Shogun's ML functionality is currently split into feature representations, feature preprocessors, kernels, kernel normalizers, distances, classifier, clustering algorithms, distributions, performance evaluation measures, regression methods, structured output learners. The following gives a brief overview over all the ML related Algorithms/Classes/Methods implemented within shogun.
Feature Representations
Shogun supports a wide range of feature representations. Among them are the so called simple features (cf., CSimpleFeatures) that are standard 2-d Matrices, strings (cf., CStringFeatures) that however in contrast to other meanings of string are just a list of vectors of arbitrary length and sparse features (cf., CSparseFeatures) to efficiently represent sparse matrices.
Each of these feature objects
- Simple Features (CSimpleFeatures)
- Strings (CStringFeatures)
- Sparse Features (CSparseFeatures)
supports any of the standard types from bool to floats:
Supported Types
- bool
- 8bit char
- 8bit Byte
- 16bit Integer
- 16bit Word
- 32bit Integer
- 32bit Unsigned Integer
- 32bit Float matrix
- 64bit Float matrix
- 96bit Float matrix
Many other feature types available. Some of them are based on the three basic feature types above, like CTOPFeatures (TOP Kernel features from CHMM), CFKFeatures (Fisher Kernel features from CHMM) and CRealFileFeatures (vectors fetched from a binary file). It should be noted that all feature objects are derived from CFeatures More complex
- CAttributeFeatures - Features of attribute value pairs.
- CCombinedDotFeatures - Features that allow stacking of dot features.
- CCombinedFeatures - Features that allow stacking of arbitrary features.
- CDotFeatures - Features that support a certain set of features (like multiplication with a scalar + addition to a dense vector).
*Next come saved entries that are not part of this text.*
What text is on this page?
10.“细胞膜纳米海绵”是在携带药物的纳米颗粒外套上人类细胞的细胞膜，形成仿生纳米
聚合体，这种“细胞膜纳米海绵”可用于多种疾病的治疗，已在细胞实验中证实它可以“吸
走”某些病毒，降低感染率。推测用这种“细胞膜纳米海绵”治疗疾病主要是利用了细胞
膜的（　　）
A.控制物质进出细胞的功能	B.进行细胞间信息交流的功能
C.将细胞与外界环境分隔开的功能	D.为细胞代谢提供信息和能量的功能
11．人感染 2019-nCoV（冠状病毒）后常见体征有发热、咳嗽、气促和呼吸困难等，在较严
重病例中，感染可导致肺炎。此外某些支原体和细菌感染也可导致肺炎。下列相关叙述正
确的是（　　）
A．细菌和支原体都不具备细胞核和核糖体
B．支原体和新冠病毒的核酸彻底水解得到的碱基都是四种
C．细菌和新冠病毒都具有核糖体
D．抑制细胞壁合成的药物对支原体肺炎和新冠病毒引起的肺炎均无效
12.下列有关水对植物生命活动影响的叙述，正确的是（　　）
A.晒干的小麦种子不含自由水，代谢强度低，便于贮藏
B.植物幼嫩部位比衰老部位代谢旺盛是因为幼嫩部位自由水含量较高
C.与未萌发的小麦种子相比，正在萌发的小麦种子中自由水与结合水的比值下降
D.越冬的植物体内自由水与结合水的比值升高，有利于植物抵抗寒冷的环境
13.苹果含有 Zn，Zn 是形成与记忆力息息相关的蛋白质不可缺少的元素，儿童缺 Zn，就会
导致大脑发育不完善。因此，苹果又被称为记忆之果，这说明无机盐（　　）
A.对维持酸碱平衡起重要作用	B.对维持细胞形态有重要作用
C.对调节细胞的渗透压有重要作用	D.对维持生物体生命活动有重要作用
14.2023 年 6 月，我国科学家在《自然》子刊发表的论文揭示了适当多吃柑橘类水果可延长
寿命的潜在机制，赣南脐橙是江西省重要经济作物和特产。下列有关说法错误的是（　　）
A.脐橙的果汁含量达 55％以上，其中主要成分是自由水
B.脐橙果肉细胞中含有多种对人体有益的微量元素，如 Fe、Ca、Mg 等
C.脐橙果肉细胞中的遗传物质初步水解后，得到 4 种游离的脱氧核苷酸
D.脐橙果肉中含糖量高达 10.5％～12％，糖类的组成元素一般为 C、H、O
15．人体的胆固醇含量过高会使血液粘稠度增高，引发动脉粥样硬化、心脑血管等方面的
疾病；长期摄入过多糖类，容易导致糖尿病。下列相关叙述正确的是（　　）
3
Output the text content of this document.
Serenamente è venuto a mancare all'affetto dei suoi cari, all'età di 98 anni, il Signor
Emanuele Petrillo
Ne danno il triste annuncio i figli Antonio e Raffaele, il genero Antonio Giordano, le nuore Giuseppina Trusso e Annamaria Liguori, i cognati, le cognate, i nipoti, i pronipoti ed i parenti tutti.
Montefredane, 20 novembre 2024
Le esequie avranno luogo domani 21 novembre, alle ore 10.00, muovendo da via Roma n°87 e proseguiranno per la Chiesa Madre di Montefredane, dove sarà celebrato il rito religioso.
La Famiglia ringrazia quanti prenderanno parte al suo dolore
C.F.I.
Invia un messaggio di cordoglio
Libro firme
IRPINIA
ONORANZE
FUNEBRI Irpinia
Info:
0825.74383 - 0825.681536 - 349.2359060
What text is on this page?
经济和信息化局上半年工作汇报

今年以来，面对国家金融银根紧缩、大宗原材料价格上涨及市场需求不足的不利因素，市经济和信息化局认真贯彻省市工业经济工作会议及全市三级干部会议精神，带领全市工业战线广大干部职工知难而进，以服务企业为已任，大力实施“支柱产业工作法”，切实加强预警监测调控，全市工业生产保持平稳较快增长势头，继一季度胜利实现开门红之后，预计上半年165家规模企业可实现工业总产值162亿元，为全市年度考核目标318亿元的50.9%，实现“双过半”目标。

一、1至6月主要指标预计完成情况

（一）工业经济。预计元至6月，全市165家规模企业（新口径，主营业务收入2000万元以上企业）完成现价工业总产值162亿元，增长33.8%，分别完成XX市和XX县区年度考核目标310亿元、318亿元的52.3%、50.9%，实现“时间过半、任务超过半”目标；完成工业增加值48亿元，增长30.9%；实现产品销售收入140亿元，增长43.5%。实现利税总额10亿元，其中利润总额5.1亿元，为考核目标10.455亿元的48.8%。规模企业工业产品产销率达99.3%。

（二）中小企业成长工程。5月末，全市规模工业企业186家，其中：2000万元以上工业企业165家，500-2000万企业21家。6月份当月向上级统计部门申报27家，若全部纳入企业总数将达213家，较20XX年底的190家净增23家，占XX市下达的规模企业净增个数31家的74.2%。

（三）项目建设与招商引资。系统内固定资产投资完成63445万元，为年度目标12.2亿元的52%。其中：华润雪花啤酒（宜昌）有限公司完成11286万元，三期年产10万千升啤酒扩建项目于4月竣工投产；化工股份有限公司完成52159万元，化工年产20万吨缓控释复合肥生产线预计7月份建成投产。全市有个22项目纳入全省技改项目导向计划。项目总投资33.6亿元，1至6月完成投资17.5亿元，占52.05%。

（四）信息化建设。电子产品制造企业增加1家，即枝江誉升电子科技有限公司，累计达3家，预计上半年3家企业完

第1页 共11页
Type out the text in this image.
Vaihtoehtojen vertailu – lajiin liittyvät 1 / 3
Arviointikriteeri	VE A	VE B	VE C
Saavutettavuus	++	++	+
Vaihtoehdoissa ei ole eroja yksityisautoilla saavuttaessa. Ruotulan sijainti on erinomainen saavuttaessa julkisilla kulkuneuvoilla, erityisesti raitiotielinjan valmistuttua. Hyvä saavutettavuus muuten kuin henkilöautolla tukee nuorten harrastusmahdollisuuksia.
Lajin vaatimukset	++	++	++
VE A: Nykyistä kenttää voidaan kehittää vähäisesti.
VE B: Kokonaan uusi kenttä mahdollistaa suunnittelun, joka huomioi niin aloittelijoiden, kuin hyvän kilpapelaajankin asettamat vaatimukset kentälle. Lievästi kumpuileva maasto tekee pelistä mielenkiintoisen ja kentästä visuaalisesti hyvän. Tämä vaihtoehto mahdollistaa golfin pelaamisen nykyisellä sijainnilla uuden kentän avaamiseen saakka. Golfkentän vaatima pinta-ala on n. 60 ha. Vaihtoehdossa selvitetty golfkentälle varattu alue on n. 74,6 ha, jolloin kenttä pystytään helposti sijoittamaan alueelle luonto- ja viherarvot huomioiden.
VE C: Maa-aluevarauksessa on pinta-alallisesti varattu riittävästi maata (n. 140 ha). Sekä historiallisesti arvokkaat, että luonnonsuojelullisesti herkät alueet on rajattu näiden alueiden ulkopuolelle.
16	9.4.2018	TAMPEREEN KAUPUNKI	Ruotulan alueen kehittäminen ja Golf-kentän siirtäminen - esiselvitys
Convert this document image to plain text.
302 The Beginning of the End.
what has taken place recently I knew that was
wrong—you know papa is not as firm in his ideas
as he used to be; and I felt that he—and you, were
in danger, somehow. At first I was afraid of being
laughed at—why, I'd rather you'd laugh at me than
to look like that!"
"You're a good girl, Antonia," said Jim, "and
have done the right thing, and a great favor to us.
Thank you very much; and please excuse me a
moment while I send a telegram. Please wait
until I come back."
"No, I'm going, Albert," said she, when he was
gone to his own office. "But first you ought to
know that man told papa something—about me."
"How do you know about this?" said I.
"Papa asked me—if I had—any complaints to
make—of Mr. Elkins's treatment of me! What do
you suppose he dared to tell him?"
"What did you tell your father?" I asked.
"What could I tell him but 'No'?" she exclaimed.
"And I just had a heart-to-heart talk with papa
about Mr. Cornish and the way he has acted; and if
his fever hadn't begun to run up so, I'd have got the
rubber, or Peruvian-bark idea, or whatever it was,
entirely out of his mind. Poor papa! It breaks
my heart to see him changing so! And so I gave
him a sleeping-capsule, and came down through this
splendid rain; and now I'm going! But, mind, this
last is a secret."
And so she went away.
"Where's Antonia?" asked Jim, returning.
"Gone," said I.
Examples are sparse and dense features.
- CDummyFeatures - Features without content; Only number of vectors is known.
- CExplicitSpecFeatures - Implement spectrum kernel feature space explicitly.
- CImplicitWeightedSpecFeatures - DotFeatures that implicitly implement weighted spectrum kernel features.
- CFactorGraphFeatures - Maintains arrays of feature graphs
- CImplicitWeightedSpecFeatures - Features that compute the Weighted Spectrum Kernel feature space
- CLatentFeatures - Features for latent learning
- CLBPPyrDotFeatures - Local Binary Patterns with Scale Pyramids as dot features
- CPolyFeatures - Implement DotFeatures for the polynomial kernel
- CRandomFourierDotFeatures - Implement the random fourier features for the DotFeatures
- CRandomKitchenSinksDotFeatures - Implement the Random Kitchen Sinks (RKS) for the DotFeatures
- CSparsePolyFeatures - Implement DotFeatures for the polynomial kernel
- CWDFeatures - DotFeatures that implicitly implement weighted degree kernel features
In addition, labels are represented in CLabels and the alphabet of a string in CAlphabet.
Preprocessors
The aforementioned features can be on-the-fly preprocessed to e.g. subtract the mean or normalize vectors to norm 1 etc. The following pre-processors are implemented
- CDimensionReductionPreprocessor - Lowers dimensionality of dense matrices
- CFisherLDA - Performs linear discriminant analysis on input feature vectors/matrices
- CHomogeneousKernelMap - An additive kernel map
- CKernelPCA - Performs kernel principal component analysis
- CNormOne - Normalizes vectors to norm 1
- CLogPlusOne - Adds 1 and applies log()
- CPCACut - Keeps eigenvectors with the highest eigenvalues
- CPNorm - Normalizes vectors to have p-norm
- CPruneVarSubMean - Removes dimensions with little variance, subtracting the mean
- CRandomFourierGaussPreproc - Random Fourier Features for the Gauss kernel
- CRescaleFeatures - Rescale range of features to independent ranges
- CSortUlongString - Sorts vectors
- CSortWordString - Sorts vectors
- CSumOne - Normalizes vectors to have sum 1
Classifiers
A multitude of Classifiers are implemented in shogun. Among them are several standard 2-class classifiers, 1-class classifiers and multi-class classifiers. Several of them are linear classifiers and SVMs. Among the fastest linear SVM-classifiers are CSGD, CSVMOcas and CLibLinear (capable of dealing with millions of examples and features).
Linear Classifiers
- CPerceptron - Standard online perceptron
- CAveragedPerceptron - A simple extension of the standard perceptron.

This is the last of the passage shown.